Does anybody have any experience with a spray on rust repellent? I live by the coast and rust is a constant issue. I’ve been using renaissance wax, but it’s a ridiculous time suck.
for tools - like sockets, wrenches - drill bits - etc.
I would honestly use WD 40. That’s actually it’s purpose - corrosion prevention. Cheap easy to find - easy to apply.
WD-40 can work, but so can any spray oil. But WD-40 isn’t designed for that. It is designed for water displacement (hence the initials). It has the disadvantage of leaving a wet oil film.
Boeshield leaves a drier, waxy coating behind. It is meant to protect parts in storage from rust. If you want to use the part, you remove the coating with mineral spirits. People use it as a dry lube, but it isn’t designed for that.
Bostik Top-Cote leaves a thin, dry, hard coating behind that doesn’t rub off on workpieces. It also reduces sliding friction. It’s my favorite.
If you can swing the expense, air conditioning or just dehumdifying the air in your shop would help, and might have other benefits.
I buy black oxide impact sockets and stainless knives.

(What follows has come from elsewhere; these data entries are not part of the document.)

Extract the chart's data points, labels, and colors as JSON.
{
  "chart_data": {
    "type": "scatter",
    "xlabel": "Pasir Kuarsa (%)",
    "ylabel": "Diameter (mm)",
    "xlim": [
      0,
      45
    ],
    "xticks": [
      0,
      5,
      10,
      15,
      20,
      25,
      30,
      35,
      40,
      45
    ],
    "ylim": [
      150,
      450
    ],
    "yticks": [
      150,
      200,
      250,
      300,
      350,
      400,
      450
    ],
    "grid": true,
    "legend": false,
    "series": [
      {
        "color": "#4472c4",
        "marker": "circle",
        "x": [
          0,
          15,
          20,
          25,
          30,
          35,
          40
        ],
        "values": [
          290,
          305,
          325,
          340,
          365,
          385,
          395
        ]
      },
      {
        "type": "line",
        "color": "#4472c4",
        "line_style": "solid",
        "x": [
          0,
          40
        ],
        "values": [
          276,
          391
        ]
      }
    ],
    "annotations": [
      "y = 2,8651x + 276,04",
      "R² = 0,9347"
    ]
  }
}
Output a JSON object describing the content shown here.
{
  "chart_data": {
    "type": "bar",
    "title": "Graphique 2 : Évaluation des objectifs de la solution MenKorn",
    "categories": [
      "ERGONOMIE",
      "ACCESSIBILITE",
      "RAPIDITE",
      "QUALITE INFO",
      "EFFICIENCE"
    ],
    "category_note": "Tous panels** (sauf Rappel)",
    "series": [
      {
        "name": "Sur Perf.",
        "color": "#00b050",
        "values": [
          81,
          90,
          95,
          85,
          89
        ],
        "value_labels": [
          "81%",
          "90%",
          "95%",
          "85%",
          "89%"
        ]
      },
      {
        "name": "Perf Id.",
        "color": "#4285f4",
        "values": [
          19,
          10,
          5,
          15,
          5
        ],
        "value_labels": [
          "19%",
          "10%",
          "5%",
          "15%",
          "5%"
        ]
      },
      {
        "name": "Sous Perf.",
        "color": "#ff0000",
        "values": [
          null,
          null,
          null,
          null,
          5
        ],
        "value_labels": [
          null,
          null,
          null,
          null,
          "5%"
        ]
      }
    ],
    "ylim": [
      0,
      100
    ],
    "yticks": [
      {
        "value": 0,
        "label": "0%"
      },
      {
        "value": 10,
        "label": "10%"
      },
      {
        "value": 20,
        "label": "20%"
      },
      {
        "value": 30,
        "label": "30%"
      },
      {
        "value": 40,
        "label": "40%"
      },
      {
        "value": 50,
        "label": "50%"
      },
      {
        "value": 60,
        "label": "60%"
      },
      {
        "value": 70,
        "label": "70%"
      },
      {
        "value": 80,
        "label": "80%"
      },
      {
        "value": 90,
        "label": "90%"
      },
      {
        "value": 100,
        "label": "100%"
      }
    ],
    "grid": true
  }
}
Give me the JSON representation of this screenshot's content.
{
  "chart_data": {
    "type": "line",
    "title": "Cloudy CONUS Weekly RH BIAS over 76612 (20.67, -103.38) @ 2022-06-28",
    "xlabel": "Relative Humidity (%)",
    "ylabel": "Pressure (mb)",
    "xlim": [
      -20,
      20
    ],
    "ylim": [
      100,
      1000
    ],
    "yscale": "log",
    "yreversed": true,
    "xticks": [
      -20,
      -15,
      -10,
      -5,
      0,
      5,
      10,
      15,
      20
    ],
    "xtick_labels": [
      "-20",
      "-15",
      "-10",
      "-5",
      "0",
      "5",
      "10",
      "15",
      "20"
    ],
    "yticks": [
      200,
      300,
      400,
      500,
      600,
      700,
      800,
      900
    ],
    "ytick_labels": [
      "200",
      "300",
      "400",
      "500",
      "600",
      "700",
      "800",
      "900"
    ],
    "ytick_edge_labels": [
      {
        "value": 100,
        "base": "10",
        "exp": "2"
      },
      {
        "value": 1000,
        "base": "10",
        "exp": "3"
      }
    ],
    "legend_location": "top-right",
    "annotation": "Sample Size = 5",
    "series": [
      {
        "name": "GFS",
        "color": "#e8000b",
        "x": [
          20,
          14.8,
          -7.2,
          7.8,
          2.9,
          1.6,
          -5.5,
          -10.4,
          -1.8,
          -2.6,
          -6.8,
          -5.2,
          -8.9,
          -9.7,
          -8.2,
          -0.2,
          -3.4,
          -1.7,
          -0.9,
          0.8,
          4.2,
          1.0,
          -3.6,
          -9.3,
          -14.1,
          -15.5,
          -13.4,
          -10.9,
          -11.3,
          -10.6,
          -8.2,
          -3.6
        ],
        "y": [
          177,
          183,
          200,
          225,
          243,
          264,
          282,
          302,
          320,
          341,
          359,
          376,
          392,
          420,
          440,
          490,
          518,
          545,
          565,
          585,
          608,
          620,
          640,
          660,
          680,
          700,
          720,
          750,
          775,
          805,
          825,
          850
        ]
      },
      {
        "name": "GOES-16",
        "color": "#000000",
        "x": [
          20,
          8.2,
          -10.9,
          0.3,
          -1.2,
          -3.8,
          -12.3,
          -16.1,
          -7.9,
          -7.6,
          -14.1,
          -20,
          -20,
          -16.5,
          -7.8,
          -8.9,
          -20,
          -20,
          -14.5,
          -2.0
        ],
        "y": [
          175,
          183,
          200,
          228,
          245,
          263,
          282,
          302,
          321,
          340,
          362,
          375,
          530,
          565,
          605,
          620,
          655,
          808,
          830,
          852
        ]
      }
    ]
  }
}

I live in the coastal Carolinas. Also get the sealed tool boxes like pack outs, tough boxes, or SOME T staks. If it’s water and mostly air tight and tools go in dry, they stay dry. All the coatings just make a mess or rub off.
I know it’s water displacement but you know it was made specifically for coating rocket parts while sitting on the deck at cape canaveral and other locations - you know near salt spray - to prevent corrosion.
when I grew up in FL my dad used it alot for coating stuff that would sit in the garage.
Boeshield is for long term storage as far as I know - at least that’s how it was used in the hangar. And yes is a slightly better product but also a good bit more expensive.
But either way I think Paul might be on to something too. Sealed box might help matters too and some of that corrosion inhibiting drawer liner. I forgot about that stuff till I saw it in my drawers the other day. Rubbery mat that has something in it that helps prevent corrosion. I’ve had that in there probably 10 years or more. But I live in the middle of America
If you do woodworking you have to be careful what you use. I’d never use WD 40 for anything that touches wood. Same with silicon. I just saw a Stumpy Nubs video where he recommended Zerust. He usually is pretty savy so I’m going to try them myself. They seem to make a bunch of products, so if I like it I may buy more.
valid point for wood working products you need to be wary of any oil products. I think I saw a guy use wax once before. IE taking out his router bit - spraying it down with I think alcohol to get some of the residue off - then dipping it in hot wax (candle like) - and putting it up for storage.
Eitherway good luck. OH do you have any of that tool mat that is rust preventing?
Napalm, what you are referring to is a product called “dip coat”, (generic). It is a wax base product used in the machine tool industries. Used primarily for protecting cutting tools after sharpening. The product has several different formulas. A block of wax is melted in a pot similar to a deep fryer. After a tool is sharpened it is dipped into the melted wax product and solidifies quickly. It protects the new edges and the surfaces against rust. When it’s time to use the tool the wax is easily peeled off. It can be found at MSCDIRECT. Not a product for home use or large surfaces.
I didn’t mean it for large surfaces - just something I saw once. I think the guy was using basic candle wax inplace of the industrial dip coat stuff. I might be wrong. But it looked like a good idea. for things like router bits or forstner bits etc that you don’t use often but want to be clean when you do use them.
maybe screw bits you don’t use often - smaller items - but things you don’t want to get oil on. hell might be worth it for saw blades too use a coat of that table wax. I don’t know as I don’t have that much of a corrrosion issue in my place.